Not only have we started a really cool e-mail conversation about the topic, but it has provided my mind, subconscious and conscious, to mull over for my bachelor's project/novel. There's an argument out there that corporations outsourcing into 3rd world countries is a good thing because it provides poor people and families with a means to provide themselves. It may not provide them with as good of conditions as if they had executive positions or the positions or anything, but they don't have marketable skills, so it's better than nothing. What that argument fails to take into account, though, is that the corporations and Western civilization have done a fair amount to create those bad conditions in the first place. Maybe if that's not totally true, though, and it's the vice of their own country people that have made things hard, there's plenty that could be done instead of trying to help them with sweatshops.

The video brought up another issue that I've contemplated but never in the terms that it presented. Whereas I thought about literature and culture enriching people and the importance of it but feeling guilty because I'm coming from an ivory tower, the video argued that people consume to such a degree that they then have to labor and work to the point of exhaustion to support their physical quality of life while probably allowing their emotional, mental and spiritual lives suffer (my note: just look at all the debt issues in the United States alone -- good way to keep a country stable when people could pin all types of vice on things: allow them to consume then worry about how to pay off the costs of that consumption). And to bandage the suffering of their minds, emotions and souls, they go out and buy more. A lot easier and less time and labor consuming than actually trying to develop these facilities.

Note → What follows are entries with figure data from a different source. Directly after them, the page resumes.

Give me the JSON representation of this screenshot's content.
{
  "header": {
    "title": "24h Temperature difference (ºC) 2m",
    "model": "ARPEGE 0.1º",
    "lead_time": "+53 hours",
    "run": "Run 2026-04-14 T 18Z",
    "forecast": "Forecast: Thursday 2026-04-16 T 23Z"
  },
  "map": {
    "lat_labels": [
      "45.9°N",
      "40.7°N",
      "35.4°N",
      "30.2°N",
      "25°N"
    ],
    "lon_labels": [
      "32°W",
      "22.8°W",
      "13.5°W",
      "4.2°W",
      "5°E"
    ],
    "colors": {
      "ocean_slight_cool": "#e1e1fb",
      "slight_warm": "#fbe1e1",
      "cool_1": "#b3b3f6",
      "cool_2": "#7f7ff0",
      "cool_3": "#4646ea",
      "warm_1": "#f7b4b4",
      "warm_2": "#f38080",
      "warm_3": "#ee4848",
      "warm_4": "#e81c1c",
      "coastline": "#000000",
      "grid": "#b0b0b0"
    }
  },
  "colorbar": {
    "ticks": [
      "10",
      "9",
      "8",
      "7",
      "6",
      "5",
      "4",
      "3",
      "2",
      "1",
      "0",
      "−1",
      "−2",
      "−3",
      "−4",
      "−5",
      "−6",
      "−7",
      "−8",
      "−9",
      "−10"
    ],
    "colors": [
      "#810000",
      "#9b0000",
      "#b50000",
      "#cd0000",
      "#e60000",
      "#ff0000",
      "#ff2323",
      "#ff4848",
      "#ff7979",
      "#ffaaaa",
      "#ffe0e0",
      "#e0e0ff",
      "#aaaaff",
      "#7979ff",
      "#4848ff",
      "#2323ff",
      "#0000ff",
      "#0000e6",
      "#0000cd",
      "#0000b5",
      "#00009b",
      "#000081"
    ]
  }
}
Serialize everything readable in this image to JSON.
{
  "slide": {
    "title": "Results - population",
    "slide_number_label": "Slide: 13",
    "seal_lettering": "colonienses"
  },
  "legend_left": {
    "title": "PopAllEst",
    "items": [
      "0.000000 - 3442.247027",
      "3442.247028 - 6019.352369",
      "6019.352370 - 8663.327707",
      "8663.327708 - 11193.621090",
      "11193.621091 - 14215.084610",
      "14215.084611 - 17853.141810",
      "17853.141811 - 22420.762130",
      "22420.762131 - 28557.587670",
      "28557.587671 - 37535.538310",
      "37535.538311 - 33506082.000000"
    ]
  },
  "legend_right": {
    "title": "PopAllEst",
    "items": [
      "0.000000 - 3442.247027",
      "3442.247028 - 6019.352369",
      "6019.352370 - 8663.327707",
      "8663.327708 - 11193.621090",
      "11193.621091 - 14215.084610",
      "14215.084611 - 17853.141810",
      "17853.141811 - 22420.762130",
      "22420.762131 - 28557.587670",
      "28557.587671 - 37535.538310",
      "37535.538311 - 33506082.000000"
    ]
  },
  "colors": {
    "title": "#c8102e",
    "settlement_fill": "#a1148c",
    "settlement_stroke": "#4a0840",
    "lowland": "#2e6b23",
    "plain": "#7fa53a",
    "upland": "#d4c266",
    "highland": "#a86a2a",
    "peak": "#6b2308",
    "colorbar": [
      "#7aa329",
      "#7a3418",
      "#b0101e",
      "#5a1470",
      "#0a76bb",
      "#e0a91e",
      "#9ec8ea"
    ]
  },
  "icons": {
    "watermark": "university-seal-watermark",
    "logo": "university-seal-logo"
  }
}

All the above really helps to bolster the foundation to my novel, a society that provides salvation through consumption, consumption, consumption, identifying with an image, trying to transcend themselves to embody that image only for that effort to get mutated into losing your soul. And crap. . .I hate revealing my interpretation of my own work, but I'm just way too excited right now about this topic to stop myself.

I feel like I can apply to my current paper this information and its relation to the theory I'm using for my project. My mind is mulling over how to do it, but it's kind of difficult since the paper is on a utopian community back in the mid-19th century, roundabout when mass consumption was in its primordial stages. In many ways, I think some of the people back then sensed the issues at hand, but it will take a fair amount of work and research to translate the current argument to that much in the past. Maybe some of the identification and transference ideas that I'm trying to use the novel will help. . ..

But dangit, I've got to clean up around the house, maintain the family's conspicuous consumption and address some holiday consumerism.